Posted: 2024-06-03 09:01:16

Booktopia has announced that its chief executive is departing, dozens of jobs will be eliminated, and its earnings forecasts are being withdrawn.

The online bookseller has arranged $1 million in emergency financing as it struggles to stay afloat.

Chief executive David Nenke tendered his resignation on Monday morning with immediate effect, the company said. Chief financial officer Fiona Levens resigned on May 15.

Booktopia co-founders Tony Nash, left, and Steve Traurig ringing the bell at the online book retailer’s ASX listing in 2020.

Booktopia co-founders Tony Nash, left, and Steve Traurig ringing the bell at the online book retailer’s ASX listing in 2020.Credit: Steven Siewert

Booktopia also said on Monday it was withdrawing its guidance issued in February it would make $1 million to $3 million in 2023–24.
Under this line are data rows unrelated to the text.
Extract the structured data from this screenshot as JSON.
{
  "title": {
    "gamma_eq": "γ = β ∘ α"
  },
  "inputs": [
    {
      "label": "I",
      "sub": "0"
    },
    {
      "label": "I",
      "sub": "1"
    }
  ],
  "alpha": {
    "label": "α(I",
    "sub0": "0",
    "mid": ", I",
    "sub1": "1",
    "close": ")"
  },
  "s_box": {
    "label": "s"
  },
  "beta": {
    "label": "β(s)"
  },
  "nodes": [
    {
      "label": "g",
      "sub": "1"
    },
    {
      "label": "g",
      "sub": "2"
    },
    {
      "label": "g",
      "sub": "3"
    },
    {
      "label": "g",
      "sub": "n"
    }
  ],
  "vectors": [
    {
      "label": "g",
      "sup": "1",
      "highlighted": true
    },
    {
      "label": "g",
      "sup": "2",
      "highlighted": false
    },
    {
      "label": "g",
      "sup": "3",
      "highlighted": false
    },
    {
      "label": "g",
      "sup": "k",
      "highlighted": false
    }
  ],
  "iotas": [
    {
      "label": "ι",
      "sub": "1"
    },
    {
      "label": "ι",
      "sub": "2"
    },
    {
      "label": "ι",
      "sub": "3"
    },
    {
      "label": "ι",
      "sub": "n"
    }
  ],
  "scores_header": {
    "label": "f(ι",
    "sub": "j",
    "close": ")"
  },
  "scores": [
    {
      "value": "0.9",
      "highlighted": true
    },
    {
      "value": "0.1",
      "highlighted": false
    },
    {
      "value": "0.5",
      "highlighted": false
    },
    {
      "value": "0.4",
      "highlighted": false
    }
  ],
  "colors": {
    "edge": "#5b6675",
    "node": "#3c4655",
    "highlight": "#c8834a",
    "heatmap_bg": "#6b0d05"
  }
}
In addition, at least 50 roles would be considered for redundancy at its Rhodes headquarters in a bid to save $6.1 million in 2024–25.

To help pay for costs associated with those redundancies, the company has secured a $1 million revolving debt facility with AFSG Capital at an 18 per cent interest rate.
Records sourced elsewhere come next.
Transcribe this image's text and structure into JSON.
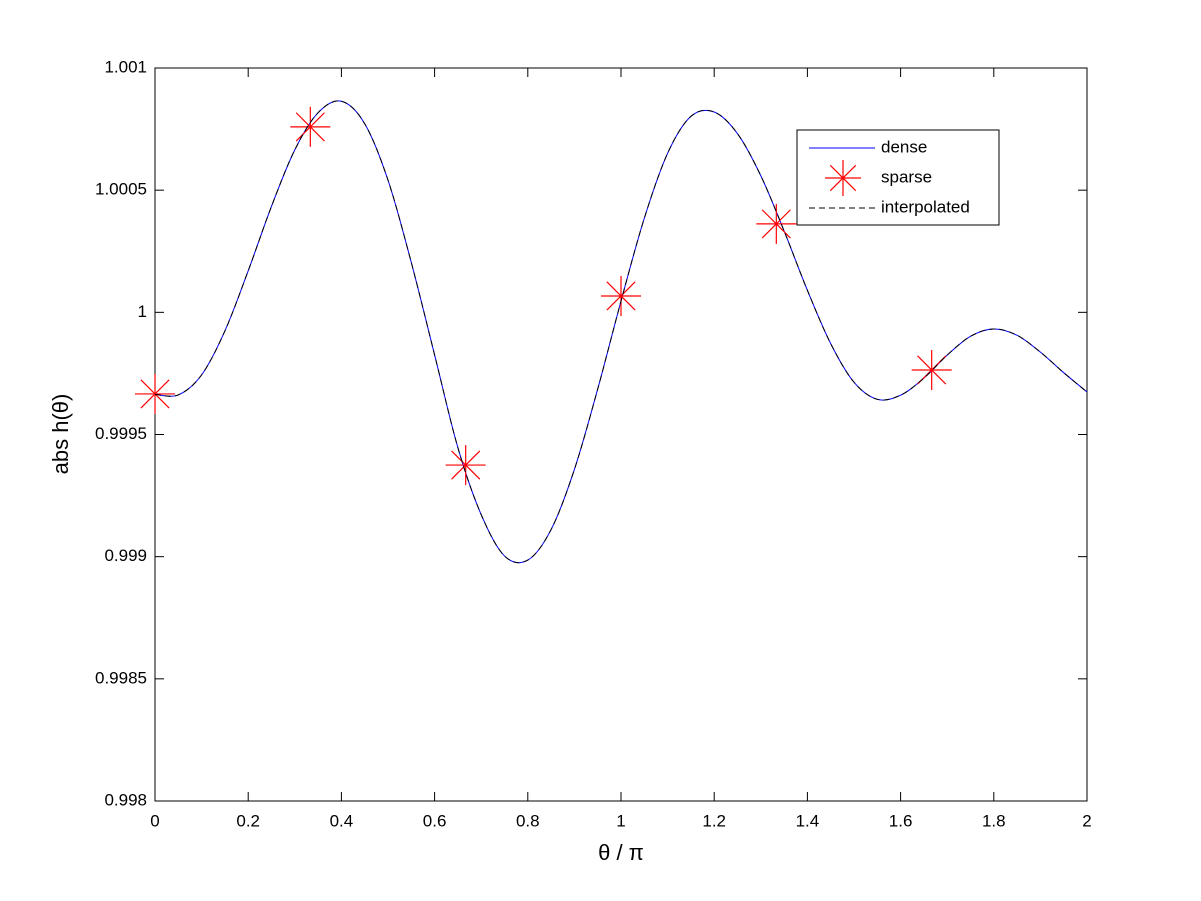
{
  "chart_data": {
    "type": "line",
    "xlabel": "θ / π",
    "ylabel": "abs h(θ)",
    "xlim": [
      0,
      2
    ],
    "ylim": [
      0.998,
      1.001
    ],
    "xticks": [
      0,
      0.2,
      0.4,
      0.6,
      0.8,
      1,
      1.2,
      1.4,
      1.6,
      1.8,
      2
    ],
    "yticks": [
      0.998,
      0.9985,
      0.999,
      0.9995,
      1,
      1.0005,
      1.001
    ],
    "legend": "upper right",
    "grid": false,
    "series": [
      {
        "name": "dense",
        "color": "#0000ff",
        "style": "solid",
        "x": [
          0,
          0.05,
          0.1,
          0.15,
          0.2,
          0.25,
          0.3,
          0.35,
          0.4,
          0.45,
          0.5,
          0.55,
          0.6,
          0.65,
          0.7,
          0.75,
          0.8,
          0.85,
          0.9,
          0.95,
          1,
          1.05,
          1.1,
          1.15,
          1.2,
          1.25,
          1.3,
          1.35,
          1.4,
          1.45,
          1.5,
          1.55,
          1.6,
          1.65,
          1.7,
          1.75,
          1.8,
          1.85,
          1.9,
          1.95,
          2
        ],
        "values": [
          0.999664,
          0.999662,
          0.999744,
          0.999924,
          1.00017,
          1.000434,
          1.000665,
          1.000817,
          1.000864,
          1.000772,
          1.000541,
          1.000204,
          0.999826,
          0.999446,
          0.999172,
          0.999003,
          0.998986,
          0.999111,
          0.999357,
          0.999686,
          1.000046,
          1.000385,
          1.000651,
          1.000802,
          1.00082,
          1.000731,
          1.000559,
          1.000333,
          1.00009,
          0.999872,
          0.999714,
          0.999644,
          0.999661,
          0.999731,
          0.999825,
          0.999902,
          0.999932,
          0.999906,
          0.999837,
          0.999753,
          0.999674
        ]
      },
      {
        "name": "sparse",
        "color": "#ff0000",
        "style": "marker",
        "x": [
          0,
          0.3333,
          0.6667,
          1,
          1.3333,
          1.6667
        ],
        "values": [
          0.999666,
          1.000759,
          0.999375,
          1.000067,
          1.000362,
          0.999764
        ]
      },
      {
        "name": "interpolated",
        "color": "#000000",
        "style": "dashed",
        "x": [
          0,
          0.05,
          0.1,
          0.15,
          0.2,
          0.25,
          0.3,
          0.35,
          0.4,
          0.45,
          0.5,
          0.55,
          0.6,
          0.65,
          0.7,
          0.75,
          0.8,
          0.85,
          0.9,
          0.95,
          1,
          1.05,
          1.1,
          1.15,
          1.2,
          1.25,
          1.3,
          1.35,
          1.4,
          1.45,
          1.5,
          1.55,
          1.6,
          1.65,
          1.7,
          1.75,
          1.8,
          1.85,
          1.9,
          1.95,
          2
        ],
        "values": [
          0.999664,
          0.999662,
          0.999744,
          0.999924,
          1.00017,
          1.000434,
          1.000665,
          1.000817,
          1.000864,
          1.000772,
          1.000541,
          1.000204,
          0.999826,
          0.999446,
          0.999172,
          0.999003,
          0.998986,
          0.999111,
          0.999357,
          0.999686,
          1.000046,
          1.000385,
          1.000651,
          1.000802,
          1.00082,
          1.000731,
          1.000559,
          1.000333,
          1.00009,
          0.999872,
          0.999714,
          0.999644,
          0.999661,
          0.999731,
          0.999825,
          0.999902,
          0.999932,
          0.999906,
          0.999837,
          0.999753,
          0.999674
        ]
      }
    ]
  }
}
The company has issued $400,000 in shares to secure the debt facility and agreed to pay $200,000 when it first borrows from it. GST will be paid on top of those fees, bringing the total cost to $660,000.

Booktopia is seeking consent from its existing secured lender, Moneytech, regarding the debt facility and certain financial reporting covenants.

The company said economic headwinds and the continued soft performance of the Australian book market have affected its core business, selling physical books via two websites, Booktopia.com.au and angusrobertson.com.au.